Cランク4位、殿上命令のリーダー、ソーラ。
これで、今回招集されたCランク四パーティが、この場に揃ったことになる。
同じCランクとはいえ、その順位にも、雰囲気にも、大きな差があった。
「言ってくれるじゃねえか……」
コルトが低く唸る。
フェイも頬を膨らませた。
「ソーラさんも酷いよぉ」
「気安く名前を呼ぶんじゃねぇよ」
ソーラはフェイへ冷たい目を向ける。
フェイは「はぁい」と軽く返した。
どう見ても反省していない。
ソーラはそれ以上フェイに構わず、まっすぐゼストの前に立った。
距離が近い。
甘い香水の匂いが、ゼストの鼻をかすめる。
レスターが少しだけ眉をひそめた。
ソーラはゼストを上から下まで眺めるように見たあと、静かに言った。
「一番目障りなのは、お前らだよ。
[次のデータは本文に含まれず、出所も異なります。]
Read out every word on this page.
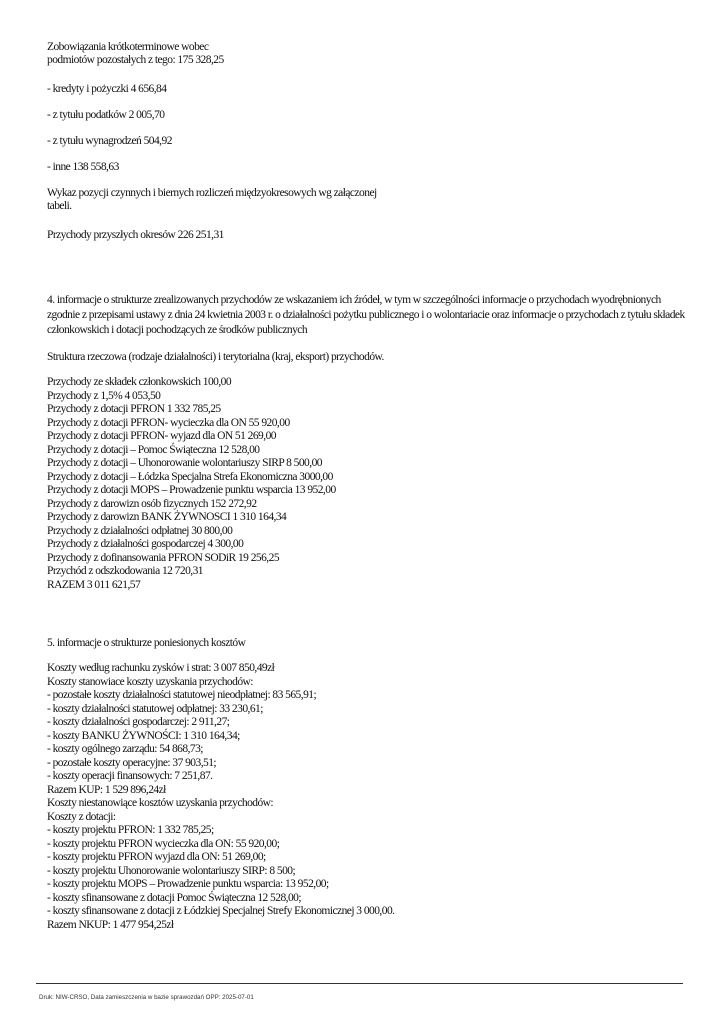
Zobowiązania krótkoterminowe wobec

podmiotów pozostałych z tego: 175 328,25

- kredyty i pożyczki 4 656,84

- z tytułu podatków 2 005,70

- z tytułu wynagrodzeń 504,92

- inne 138 558,63

Wykaz pozycji czynnych i biernych rozliczeń międzyokresowych wg załączonej

tabeli.

Przychody przyszłych okresów 226 251,31

4. informacje o strukturze zrealizowanych przychodów ze wskazaniem ich źródeł, w tym w szczególności informacje o przychodach wyodrębnionych zgodnie z przepisami ustawy z dnia 24 kwietnia 2003 r. o działalności pożytku publicznego i o wolontariacie oraz informacje o przychodach z tytułu składek członkowskich i dotacji pochodzących ze środków publicznych

Struktura rzeczowa (rodzaje działalności) i terytorialna (kraj, eksport) przychodów.

Przychody ze składek członkowskich 100,00

Przychody z 1,5% 4 053,50

Przychody z dotacji PFRON 1 332 785,25

Przychody z dotacji PFRON- wycieczka dla ON 55 920,00

Przychody z dotacji PFRON- wyjazd dla ON 51 269,00

Przychody z dotacji – Pomoc Świąteczna 12 528,00

Przychody z dotacji – Uhonorowanie wolontariuszy SIRP 8 500,00

Przychody z dotacji – Łódzka Specjalna Strefa Ekonomiczna 3000,00

Przychody z dotacji MOPS – Prowadzenie punktu wsparcia 13 952,00

Przychody z darowizn osób fizycznych 152 272,92

Przychody z darowizn BANK ŻYWNOSCI 1 310 164,34

Przychody z działalności odpłatnej 30 800,00

Przychody z działalności gospodarczej 4 300,00

Przychody z dofinansowania PFRON SODiR 19 256,25

Przychód z odszkodowania 12 720,31

RAZEM 3 011 621,57

5. informacje o strukturze poniesionych kosztów

Koszty według rachunku zysków i strat: 3 007 850,49zł

Koszty stanowiace koszty uzyskania przychodów:

- pozostałe koszty działalności statutowej nieodpłatnej: 83 565,91;

- koszty działalności statutowej odpłatnej: 33 230,61;

- koszty działalności gospodarczej: 2 911,27;

- koszty BANKU ŻYWNOŚCI: 1 310 164,34;

- koszty ogólnego zarządu: 54 868,73;

- pozostałe koszty operacyjne: 37 903,51;

- koszty operacji finansowych: 7 251,87.

Razem KUP: 1 529 896,24zł

Koszty niestanowiące kosztów uzyskania przychodów:

Koszty z dotacji:

- koszty projektu PFRON: 1 332 785,25;

- koszty projektu PFRON wycieczka dla ON: 55 920,00;

- koszty projektu PFRON wyjazd dla ON: 51 269,00;

- koszty projektu Uhonorowanie wolontariuszy SIRP: 8 500;

- koszty projektu MOPS – Prowadzenie punktu wsparcia: 13 952,00;

- koszty sfinansowane z dotacji Pomoc Świąteczna 12 528,00;

- koszty sfinansowane z dotacji z Łódzkiej Specjalnej Strefy Ekonomicznej 3 000,00.

Razem NKUP: 1 477 954,25zł

Druk: NIW-CRSO, Data zamieszczenia w bazie sprawozdań OPP: 2025-07-01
銀鍵同盟」
「へえ」
ゼストは軽く首を傾げる。
「まだアンタらとは順位にだいぶ差があるけど、もう脅威に感じてるんだ?」
実際、出発直前の銀鍵同盟の順位はCランク76位。
Cランク4位の殿上命令とは、かなりの開きがある。
普通に考えれば、ソーラがわざわざ敵視するほどの相手ではない。
だが、順位以上に目立つ存在になっていたことは、否定できなかった。
ソーラの目が細くなる。
「一時の過大評価でSランクにいたくらいで調子に乗るなよ、クソガキ」
その言葉に、空気が変わった。
レスターが横で息を呑む。
コルトも、フェイも、少しだけ口を閉じた。
ゼストの元Sランクという経歴を、ここまであからさまに刺してくる者は珍しい。
ソーラは続ける。
「実力では、俺の方が上だ」
「へぇ」
ゼストの声が低くなる。
「――だったら今から試してみるか?」
その瞬間、ソーラの口元がわずかに歪んだ。
互いの視線がぶつかる。
周囲の空気が、一気に張り詰めた。
――冗談では済まない。
そう感じたレスターが、慌てて二人の間に割って入った。
「ちょっと落ち着いて、二人とも!」
レスターは両手を広げる。
「今は戦争前だよ。味方同士で揉めてる場合じゃ――」
「お前もだよ、レスター・セニール」
「えぇっ!? 僕も!?」
突然矛先を向けられ、レスターは素で驚いた。
ソーラは苛立たしげに舌打ちする。
「俺の周りにいた女、かなりの数お前に取られてんだよ」
「と、取る?」
レスターは目を白黒させる。
「雑魚のくせに、ルカリスの顔を気取りやがって」
「そ、そんなつもりじゃ……」
レスターは慌てて首を振る。
「大体、僕から女性を誘ったことなんて一度もないし」
「そういうところも腹立つんだよ!」
ソーラの声が荒くなる。
「自覚なく人を苛立たせるな!」
「ご、ごめん?」
「謝るな、それも腹立つ!」
レスターが女性に人気なのは、今に始まったことではない。
酒場でも、公衆浴場でも、なぜか男女問わず妙に視線を集める。
本人には自覚が薄い。
それがまた、ソーラのような男にとっては癇に障るのだろう。
ソーラはレスターの前へ一歩踏み出した。
「この――」
拳に力が入った、その瞬間。
「――伝令!」
その声に、全員の動きが止まった。
司令部の天幕へ、一人の兵士が駆け込んできた。
息を切らし、顔色を変えている。
兵士はドミニクの前で膝をつき、報告する。
「敵魔族軍の進軍を確認しました!」
空気が凍る。
先ほどまでの言い合いが、一瞬で遠のいた。
ドミニクはフルフェイスの兜の奥から、静かに伝令を見下ろしていた。
数秒の沈黙。
そして、低く命じる。
「全員、配置についてくれ」
その一言で、プロ勇者たちの空気が切り替わった。
くだらない挑発も、順位の張り合いも、個人的な恨みも、すべて後回しになる。
「レスター、行くぞ」
「うん」
プロ勇者たちが一斉に天幕を出ていく。
前線基地全体に、伝令の声と鐘の音が広がり始めていた。